Figure 14 and Figure 15 include qualitative visualizations of the concepts learned from the CLEVR and Minecraft datasets, including object categories, attributes, and relations. We choose samples from the validation or test split of each dataset by generating queries of the corresponding concepts. We set a threshold to filter the returned images and objects. For quantitative evaluations of the learned concepts on the CLEVR dataset, please refer to Table 2 and Table 5.

Figure 11: Visualization of the execution trace generated by our Neuro-Symbolic Concept Learner on the CLEVR dataset. Example A and B are successful executions that generate correct answers. In example C, the execution aborts at the first operator. To inspect the reason why the execution engine fails to find the corresponding object, we can read out the visual representation of the object, and locate the error source as the misclassification of the object material. Example D shows how our symbolic execution engine can detect invalid or ambiguous programs during the execution by performing sanity checks.
Figure 12: Exemplar execution trace generated by our Neuro-Symbolic Concept Learner on the Minecraft reasoning dataset. Example A, B and C are successful execution. Example C demonstrates the semantics of the FilterMost operation. Example D shows a failure case: the detection model fails to detect a pig hiding behind the big tree.

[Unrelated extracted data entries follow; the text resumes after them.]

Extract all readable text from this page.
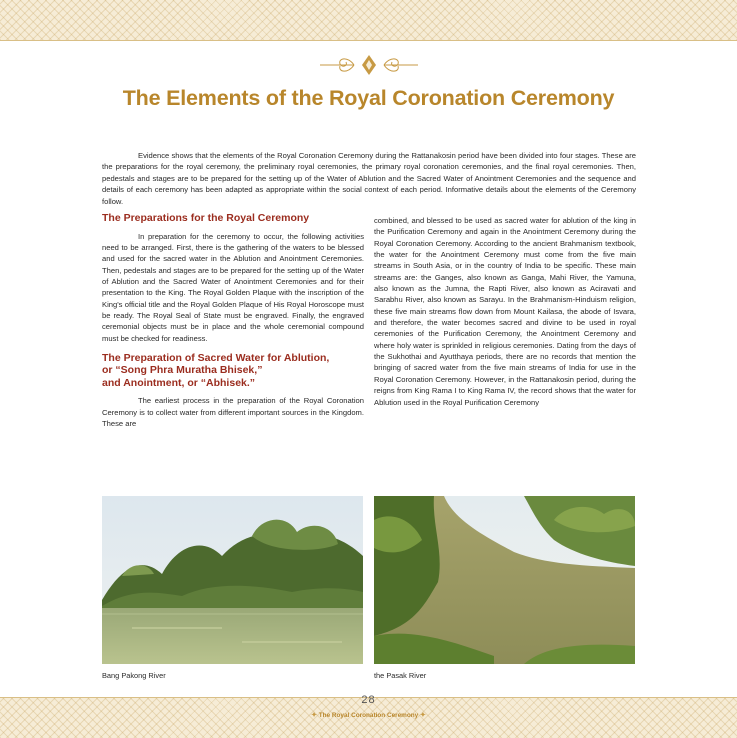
The Elements of the Royal Coronation Ceremony

Evidence shows that the elements of the Royal Coronation Ceremony during the Rattanakosin period have been divided into four stages. These are the preparations for the royal ceremony, the preliminary royal ceremonies, the primary royal coronation ceremonies, and the final royal ceremonies. Then, pedestals and stages are to be prepared for the setting up of the Water of Ablution and the Sacred Water of Anointment Ceremonies and the sequence and details of each ceremony has been adapted as appropriate within the social context of each period. Informative details about the elements of the Ceremony follow.

The Preparations for the Royal Ceremony

In preparation for the ceremony to occur, the following activities need to be arranged. First, there is the gathering of the waters to be blessed and used for the sacred water in the Ablution and Anointment Ceremonies. Then, pedestals and stages are to be prepared for the setting up of the Water of Ablution and the Sacred Water of Anointment Ceremonies and for their presentation to the King. The Royal Golden Plaque with the inscription of the King's official title and the Royal Golden Plaque of His Royal Horoscope must be ready. The Royal Seal of State must be engraved. Finally, the engraved ceremonial objects must be in place and the whole ceremonial compound must be checked for readiness.

The Preparation of Sacred Water for Ablution,
or “Song Phra Muratha Bhisek,”
and Anointment, or “Abhisek.”

The earliest process in the preparation of the Royal Coronation Ceremony is to collect water from different important sources in the Kingdom. These are

combined, and blessed to be used as sacred water for ablution of the king in the Purification Ceremony and again in the Anointment Ceremony during the Royal Coronation Ceremony. According to the ancient Brahmanism textbook, the water for the Anointment Ceremony must come from the five main streams in South Asia, or in the country of India to be specific. These main streams are: the Ganges, also known as Ganga, Mahi River, the Yamuna, also known as the Jumna, the Rapti River, also known as Aciravati and Sarabhu River, also known as Sarayu. In the Brahmanism-Hinduism religion, these five main streams flow down from Mount Kailasa, the abode of Isvara, and therefore, the water becomes sacred and divine to be used in royal ceremonies of the Purification Ceremony, the Anointment Ceremony and where holy water is sprinkled in religious ceremonies. Dating from the days of the Sukhothai and Ayutthaya periods, there are no records that mention the bringing of sacred water from the five main streams of India for use in the Royal Coronation Ceremony. However, in the Rattanakosin period, during the reigns from King Rama I to King Rama IV, the record shows that the water for Ablution used in the Royal Purification Ceremony

Bang Pakong River	the Pasak River
28
✦ The Royal Coronation Ceremony ✦
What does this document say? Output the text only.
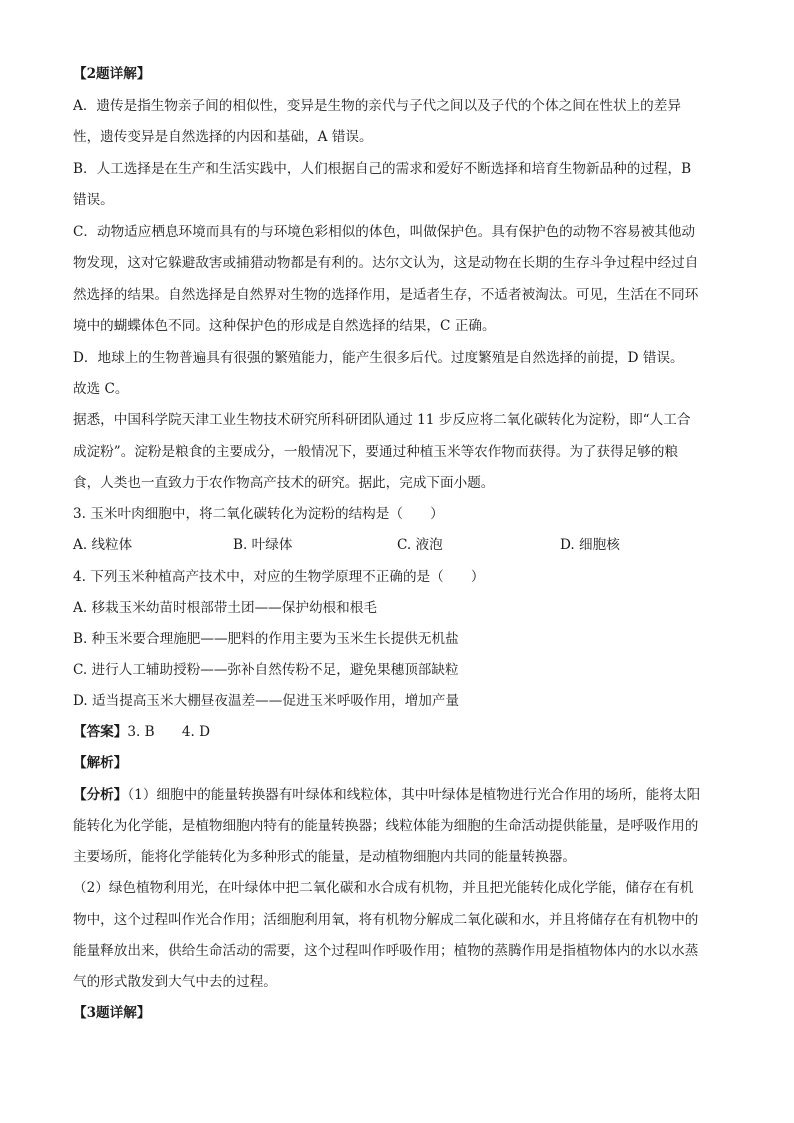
【2题详解】
A．遗传是指生物亲子间的相似性，变异是生物的亲代与子代之间以及子代的个体之间在性状上的差异
性，遗传变异是自然选择的内因和基础，A 错误。
B．人工选择是在生产和生活实践中，人们根据自己的需求和爱好不断选择和培育生物新品种的过程，B
错误。
C．动物适应栖息环境而具有的与环境色彩相似的体色，叫做保护色。具有保护色的动物不容易被其他动
物发现，这对它躲避敌害或捕猎动物都是有利的。达尔文认为，这是动物在长期的生存斗争过程中经过自
然选择的结果。自然选择是自然界对生物的选择作用，是适者生存，不适者被淘汰。可见，生活在不同环
境中的蝴蝶体色不同。这种保护色的形成是自然选择的结果，C 正确。
D．地球上的生物普遍具有很强的繁殖能力，能产生很多后代。过度繁殖是自然选择的前提，D 错误。
故选 C。
据悉，中国科学院天津工业生物技术研究所科研团队通过 11 步反应将二氧化碳转化为淀粉，即“人工合
成淀粉”。淀粉是粮食的主要成分，一般情况下，要通过种植玉米等农作物而获得。为了获得足够的粮
食，人类也一直致力于农作物高产技术的研究。据此，完成下面小题。
3. 玉米叶肉细胞中，将二氧化碳转化为淀粉的结构是（　　）
A. 线粒体	B. 叶绿体	C. 液泡	D. 细胞核
4. 下列玉米种植高产技术中，对应的生物学原理不正确的是（　　）
A. 移栽玉米幼苗时根部带土团——保护幼根和根毛
B. 种玉米要合理施肥——肥料的作用主要为玉米生长提供无机盐
C. 进行人工辅助授粉——弥补自然传粉不足，避免果穗顶部缺粒
D. 适当提高玉米大棚昼夜温差——促进玉米呼吸作用，增加产量
【答案】3. B　　4. D
【解析】
【分析】（1）细胞中的能量转换器有叶绿体和线粒体，其中叶绿体是植物进行光合作用的场所，能将太阳
能转化为化学能，是植物细胞内特有的能量转换器；线粒体能为细胞的生命活动提供能量，是呼吸作用的
主要场所，能将化学能转化为多种形式的能量，是动植物细胞内共同的能量转换器。
（2）绿色植物利用光，在叶绿体中把二氧化碳和水合成有机物，并且把光能转化成化学能，储存在有机
物中，这个过程叫作光合作用；活细胞利用氧，将有机物分解成二氧化碳和水，并且将储存在有机物中的
能量释放出来，供给生命活动的需要，这个过程叫作呼吸作用；植物的蒸腾作用是指植物体内的水以水蒸
气的形式散发到大气中去的过程。
【3题详解】
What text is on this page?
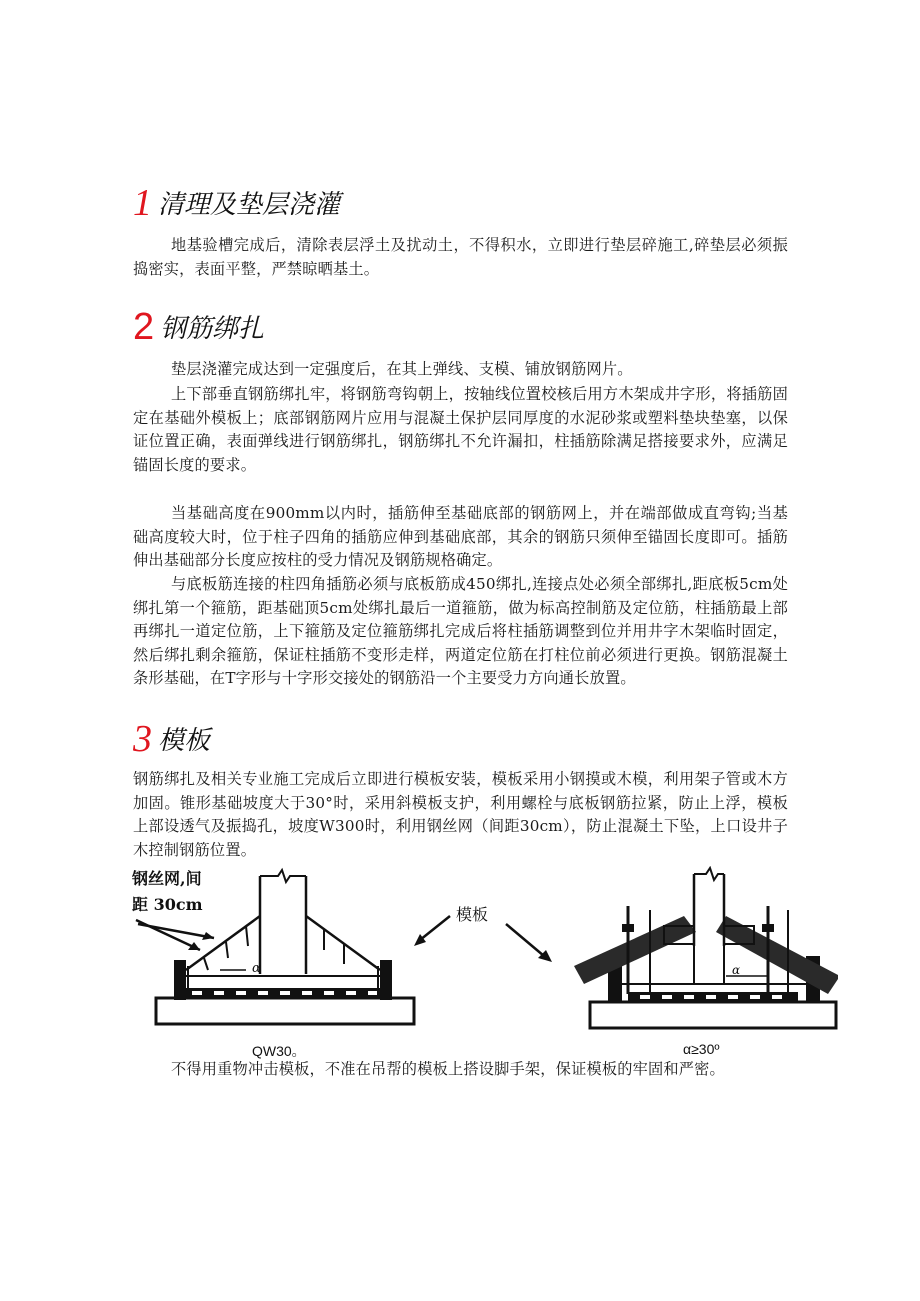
1 清理及垫层浇灌

地基验槽完成后，清除表层浮土及扰动土，不得积水，立即进行垫层碎施工,碎垫层必须振捣密实，表面平整，严禁晾晒基土。

2 钢筋绑扎

垫层浇灌完成达到一定强度后，在其上弹线、支模、铺放钢筋网片。

上下部垂直钢筋绑扎牢，将钢筋弯钩朝上，按轴线位置校核后用方木架成井字形，将插筋固定在基础外模板上；底部钢筋网片应用与混凝土保护层同厚度的水泥砂浆或塑料垫块垫塞，以保证位置正确，表面弹线进行钢筋绑扎，钢筋绑扎不允许漏扣，柱插筋除满足搭接要求外，应满足锚固长度的要求。

当基础高度在900mm以内时，插筋伸至基础底部的钢筋网上，并在端部做成直弯钩;当基础高度较大时，位于柱子四角的插筋应伸到基础底部，其余的钢筋只须伸至锚固长度即可。插筋伸出基础部分长度应按柱的受力情况及钢筋规格确定。

与底板筋连接的柱四角插筋必须与底板筋成450绑扎,连接点处必须全部绑扎,距底板5cm处绑扎第一个箍筋，距基础顶5cm处绑扎最后一道箍筋，做为标高控制筋及定位筋，柱插筋最上部再绑扎一道定位筋，上下箍筋及定位箍筋绑扎完成后将柱插筋调整到位并用井字木架临时固定，然后绑扎剩余箍筋，保证柱插筋不变形走样，两道定位筋在打柱位前必须进行更换。钢筋混凝土条形基础，在T字形与十字形交接处的钢筋沿一个主要受力方向通长放置。

3 模板

钢筋绑扎及相关专业施工完成后立即进行模板安装，模板采用小钢摸或木模，利用架子管或木方加固。锥形基础坡度大于30°时，采用斜模板支护，利用螺栓与底板钢筋拉紧，防止上浮，模板上部设透气及振捣孔，坡度W300时，利用钢丝网（间距30cm），防止混凝土下坠，上口设井子木控制钢筋位置。

α
钢丝网,间
距 30cm
模板
α
QW30。	α≥30º

不得用重物冲击模板，不准在吊帮的模板上搭设脚手架，保证模板的牢固和严密。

Figure 13: Illustrative execution trace generated by our Neuro-Symbolic Concept Learner on the VQS dataset. Execution traces A and B shown in the figure leads to the correct answer to the question. Our model effectively learns visual concepts from data. The symbolic reasoning process brings transparent execution trace and can easily handle quantities (e.g., object counting in Example A). In Example C, although NS-CL answers the question correctly, it locates the wrong object during reasoning: a dish instead of the cake. In Example D, our model misclassifies the sport as frisbee.
Figure 14: Concepts learned on the CLEVR dataset.
Figure 15: Concepts learned on the Minecraft dataset.